Purpose: : CD40, a transmembrane-glycoprotein member of the tumor necrosis factor (TNF) receptor gene family, is expressed on numerous cell types including most professional antigen-presenting cells such as monocytes, and endothelial cells. It has been reported that signals via CD40-CD40L ligation induce the expression of vascular endothelial growth factor (VEGF) by endothelial cells and monocytes, which promotes vascularization. In this study, we investigated whether CD40 could play an important role in experimentally induced choroidal neovascularization (CNV).

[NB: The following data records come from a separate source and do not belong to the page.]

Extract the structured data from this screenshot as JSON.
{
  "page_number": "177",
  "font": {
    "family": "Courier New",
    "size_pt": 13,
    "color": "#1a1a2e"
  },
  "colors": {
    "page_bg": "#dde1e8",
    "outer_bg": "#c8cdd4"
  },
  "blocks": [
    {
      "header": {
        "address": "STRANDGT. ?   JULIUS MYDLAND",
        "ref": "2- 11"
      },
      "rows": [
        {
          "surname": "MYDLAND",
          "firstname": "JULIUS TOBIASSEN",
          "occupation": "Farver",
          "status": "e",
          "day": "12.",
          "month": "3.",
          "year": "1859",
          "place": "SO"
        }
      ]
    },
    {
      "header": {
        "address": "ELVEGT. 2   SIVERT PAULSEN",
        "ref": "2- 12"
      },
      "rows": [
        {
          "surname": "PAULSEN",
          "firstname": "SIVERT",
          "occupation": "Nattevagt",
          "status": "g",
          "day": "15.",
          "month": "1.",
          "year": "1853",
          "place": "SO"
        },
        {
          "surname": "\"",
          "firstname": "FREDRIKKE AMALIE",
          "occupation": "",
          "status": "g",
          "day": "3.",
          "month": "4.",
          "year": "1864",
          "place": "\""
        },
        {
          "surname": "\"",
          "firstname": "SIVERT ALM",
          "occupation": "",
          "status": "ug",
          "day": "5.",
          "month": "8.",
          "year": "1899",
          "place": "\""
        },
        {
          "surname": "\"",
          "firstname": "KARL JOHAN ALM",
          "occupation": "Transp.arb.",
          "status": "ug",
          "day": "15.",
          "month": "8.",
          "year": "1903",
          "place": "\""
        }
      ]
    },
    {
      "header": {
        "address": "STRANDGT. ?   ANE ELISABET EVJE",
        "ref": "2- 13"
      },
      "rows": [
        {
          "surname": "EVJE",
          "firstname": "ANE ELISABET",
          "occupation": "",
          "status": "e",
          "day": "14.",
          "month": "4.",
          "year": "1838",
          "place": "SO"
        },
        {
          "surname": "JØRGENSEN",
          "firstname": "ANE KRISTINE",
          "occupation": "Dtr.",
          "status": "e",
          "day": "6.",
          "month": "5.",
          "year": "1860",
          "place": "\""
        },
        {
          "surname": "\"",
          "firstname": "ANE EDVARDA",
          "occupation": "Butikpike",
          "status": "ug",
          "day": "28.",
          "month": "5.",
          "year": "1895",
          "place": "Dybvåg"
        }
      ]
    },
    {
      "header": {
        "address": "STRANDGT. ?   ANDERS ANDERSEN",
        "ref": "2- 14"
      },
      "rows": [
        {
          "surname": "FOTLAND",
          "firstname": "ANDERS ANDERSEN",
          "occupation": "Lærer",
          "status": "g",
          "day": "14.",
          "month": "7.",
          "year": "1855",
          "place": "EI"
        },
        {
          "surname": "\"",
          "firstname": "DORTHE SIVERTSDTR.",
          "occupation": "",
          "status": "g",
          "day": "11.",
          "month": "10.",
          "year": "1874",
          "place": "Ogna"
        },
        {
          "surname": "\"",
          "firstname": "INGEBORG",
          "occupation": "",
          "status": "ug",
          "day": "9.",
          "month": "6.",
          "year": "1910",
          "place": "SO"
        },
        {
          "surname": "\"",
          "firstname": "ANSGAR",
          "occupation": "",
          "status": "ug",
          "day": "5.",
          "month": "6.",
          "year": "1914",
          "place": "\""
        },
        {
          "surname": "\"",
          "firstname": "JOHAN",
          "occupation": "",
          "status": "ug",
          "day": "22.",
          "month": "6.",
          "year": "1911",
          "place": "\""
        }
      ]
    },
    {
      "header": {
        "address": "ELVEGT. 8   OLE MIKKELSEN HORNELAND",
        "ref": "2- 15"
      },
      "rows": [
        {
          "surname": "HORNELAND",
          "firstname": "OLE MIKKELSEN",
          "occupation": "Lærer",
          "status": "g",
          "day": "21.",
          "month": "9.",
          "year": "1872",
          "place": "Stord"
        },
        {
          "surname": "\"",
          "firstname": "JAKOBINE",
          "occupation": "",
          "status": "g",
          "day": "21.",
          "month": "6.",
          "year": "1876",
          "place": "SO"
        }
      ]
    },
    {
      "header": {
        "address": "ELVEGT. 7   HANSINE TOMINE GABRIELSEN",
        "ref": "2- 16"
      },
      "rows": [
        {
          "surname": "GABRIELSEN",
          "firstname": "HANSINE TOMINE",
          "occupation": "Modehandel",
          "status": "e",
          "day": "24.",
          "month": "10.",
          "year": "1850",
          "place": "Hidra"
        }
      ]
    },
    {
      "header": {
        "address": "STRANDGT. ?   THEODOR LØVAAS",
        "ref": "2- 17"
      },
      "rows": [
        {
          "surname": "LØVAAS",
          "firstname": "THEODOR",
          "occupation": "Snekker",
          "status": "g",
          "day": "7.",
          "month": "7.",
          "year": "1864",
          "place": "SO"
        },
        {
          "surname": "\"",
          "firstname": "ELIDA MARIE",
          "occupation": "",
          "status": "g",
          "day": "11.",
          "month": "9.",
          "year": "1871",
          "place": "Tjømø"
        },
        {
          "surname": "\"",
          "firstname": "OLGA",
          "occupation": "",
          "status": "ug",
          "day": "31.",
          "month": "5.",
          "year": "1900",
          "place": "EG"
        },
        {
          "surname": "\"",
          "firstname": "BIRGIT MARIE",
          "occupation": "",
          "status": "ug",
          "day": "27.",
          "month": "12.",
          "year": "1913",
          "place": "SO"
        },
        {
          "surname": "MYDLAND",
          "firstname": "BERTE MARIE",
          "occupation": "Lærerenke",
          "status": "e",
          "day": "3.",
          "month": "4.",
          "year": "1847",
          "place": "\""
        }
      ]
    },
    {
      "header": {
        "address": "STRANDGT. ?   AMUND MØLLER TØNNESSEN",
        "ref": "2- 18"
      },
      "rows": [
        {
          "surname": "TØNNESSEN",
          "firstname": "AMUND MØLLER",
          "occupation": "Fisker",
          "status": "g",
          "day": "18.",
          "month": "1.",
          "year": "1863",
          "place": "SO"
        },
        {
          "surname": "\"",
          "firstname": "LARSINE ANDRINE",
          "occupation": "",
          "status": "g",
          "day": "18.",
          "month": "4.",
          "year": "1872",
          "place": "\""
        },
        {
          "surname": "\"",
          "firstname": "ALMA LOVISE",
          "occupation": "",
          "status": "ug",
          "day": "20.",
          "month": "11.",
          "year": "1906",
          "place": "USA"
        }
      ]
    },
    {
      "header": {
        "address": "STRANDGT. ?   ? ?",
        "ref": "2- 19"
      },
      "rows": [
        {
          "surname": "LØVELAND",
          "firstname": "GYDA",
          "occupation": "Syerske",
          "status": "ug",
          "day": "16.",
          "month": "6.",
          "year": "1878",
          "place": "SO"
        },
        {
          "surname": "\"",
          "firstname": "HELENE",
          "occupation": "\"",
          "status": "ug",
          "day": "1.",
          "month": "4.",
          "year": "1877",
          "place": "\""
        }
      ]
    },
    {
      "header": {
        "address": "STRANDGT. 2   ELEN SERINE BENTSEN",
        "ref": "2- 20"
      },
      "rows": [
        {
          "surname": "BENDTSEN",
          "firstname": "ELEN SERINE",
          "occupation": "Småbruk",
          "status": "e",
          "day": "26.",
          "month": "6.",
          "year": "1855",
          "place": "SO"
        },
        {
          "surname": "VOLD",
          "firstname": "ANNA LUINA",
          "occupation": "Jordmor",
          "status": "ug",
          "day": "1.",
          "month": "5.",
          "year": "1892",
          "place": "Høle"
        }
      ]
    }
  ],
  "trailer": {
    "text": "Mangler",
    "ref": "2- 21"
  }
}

Methods: : C57BL/6J mice with laser-induced rupture of Bruch's membrane were given intraperitoneal injection of anti-CD40 stimulating antibody or vehicle. After 7 days, they were perfused with fluorescein-labeled dextran, and the area of CNV was measured on choroidal flatmounts by image analysis. In addtion, CD40 mRNA expression in the retina was measured by real-time PCR 7 days after laser photocoagulation.

Results: : CD40 mRNA was increased in the retina 7 days after laser photocoagulation (p=0.0433). Intraperitoneal injection of 300 µg/day anti-CD40 stimulating antibody on 1, 3, and 5 days after rupture of Bruch's membrane resulted in a approximately 30% enlargement in the area of CNV compared with those injected with vehicle (p=0.0119).

Conclusions: : We observed increased CD40 expression in the retina induced CNV by laser photocoagulation, and stimulation of CD40 resulted in a significant increase in the size of CNV. These data suggested that CD40 might be a promoting factor on vascularization in CNV.